In the world of agriculture, the cultivation of Brassicas is an unique set of challenges. During the Bejo symposium ‘Headed Opportunities, Cabbage: breeding, cultivation & innovation’ Jan Hoogland, researcher at Bejo, delivered an illuminating presentation that delved into the intricacies of Brassica cultivation and the formidable hurdles it faces.

Jan Hoogland's work is centered at Bejo’s research center with a specialized focus on Brassicas, a family of plants known for their varied edible parts, including roots, stems, leaves and flowers. This diversity is both a blessing and a curse, as each part is susceptible to different diseases and pests, making Brassica crops particularly vulnerable.

Five specialized departments
To tackle these challenges, Jan highlighted the significance of five specialized departments within the research center: Phytopathology & Content matter, Tissue culture & cell biology, Marker technology & Genomics, Seed pathology, and Seed Physiology. Each of these departments play a crucial role in supporting breeding efforts and understanding the complexities of Brassica cultivation.
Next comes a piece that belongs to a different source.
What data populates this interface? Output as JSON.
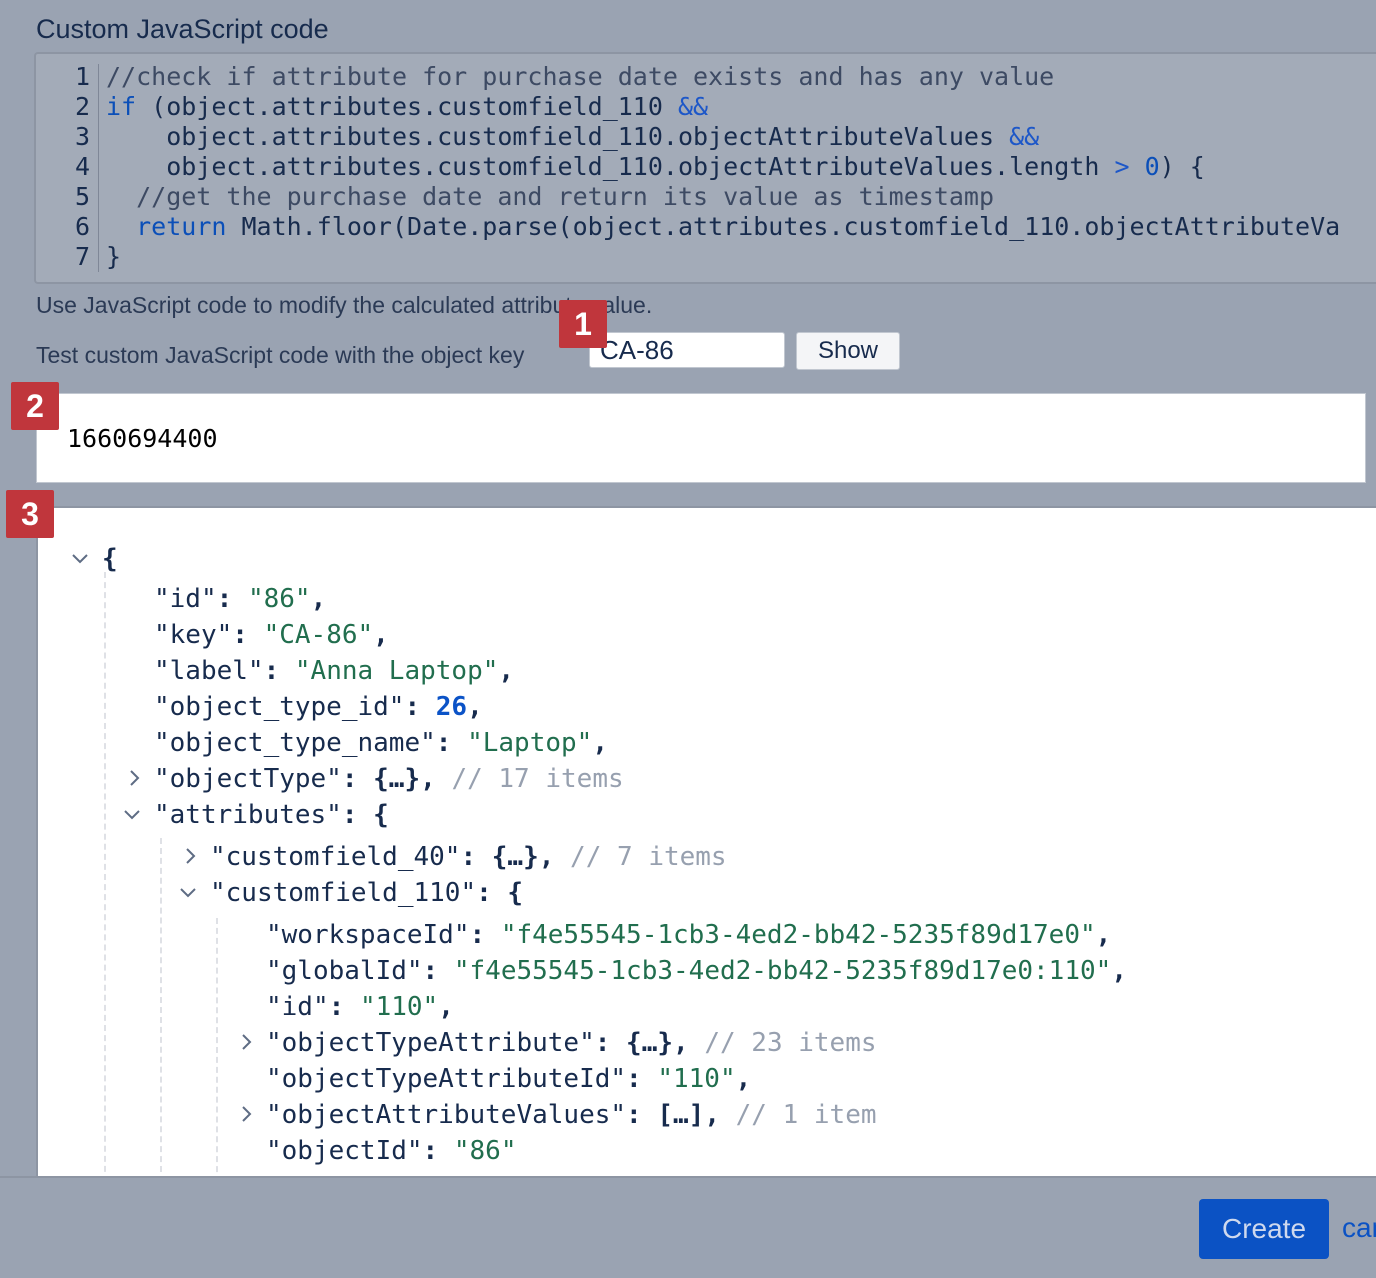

Classifying Brassica diseases: biotic and abiotic challenges
One of the themes of the presentation was the classification of diseases affecting Brassicas. The challenges were divided into two categories: biotic and abiotic diseases. Biotic adversaries include fungi, oomycetes, viruses, bacteria and nematodes. Each of these pathogens can damage Brassica crops, requiring distinct management strategies. The Cropalyser app is a valuable source for in-depth disease descriptions.

The importance of distinguishing between primary and secondary infections when dealing with these pathogens was stressed, a crucial factor in crafting effective disease management plans. Abiotic factors, such as nitrogen excess and nutrient deficiencies, were also discussed for their impact on Brassica health.

The complexity of Brassica diseases extends beyond the diversity of pathogens to the different plant parts they affect. He explained how pathogens can target roots, stems, leaves, or even flowers, resulting in distinct diseases with varying symptoms and management challenges.

Xanthomonas on Brassicas
A major focus was the bacterial disease known as Xanthomonas on brassicas. This disease, characterized by V-shaped lesions on mature crops, poses a substantial threat to the industry. detailed the transmission modes of Xanthomonas, which include mechanical means, water droplets, and even insects. Disease-free seeds and stringent hygiene practices emerged as essential tools in its management.

The battle against clubroot
An other challenge in Brassica cultivation is clubroot. Caused by a protist, this disease primarily affects the plant roots, causing malformation and stunted growth. The role of varietal differences in susceptibility to clubroot and the importance of hygiene practices to curb its spread was emphasized.

Effective strategies for disease management
In conclusion, the presentation unveiled the multifaceted challenges faced by brassica cultivators, from diverse diseases to the complexities of managing specific pathogens like Xanthomonas and clubroot. His insights emphasized the need for ongoing research, collaboration, and innovation within the industry to develop effective strategies for disease management and crop improvement in the world of brassicas.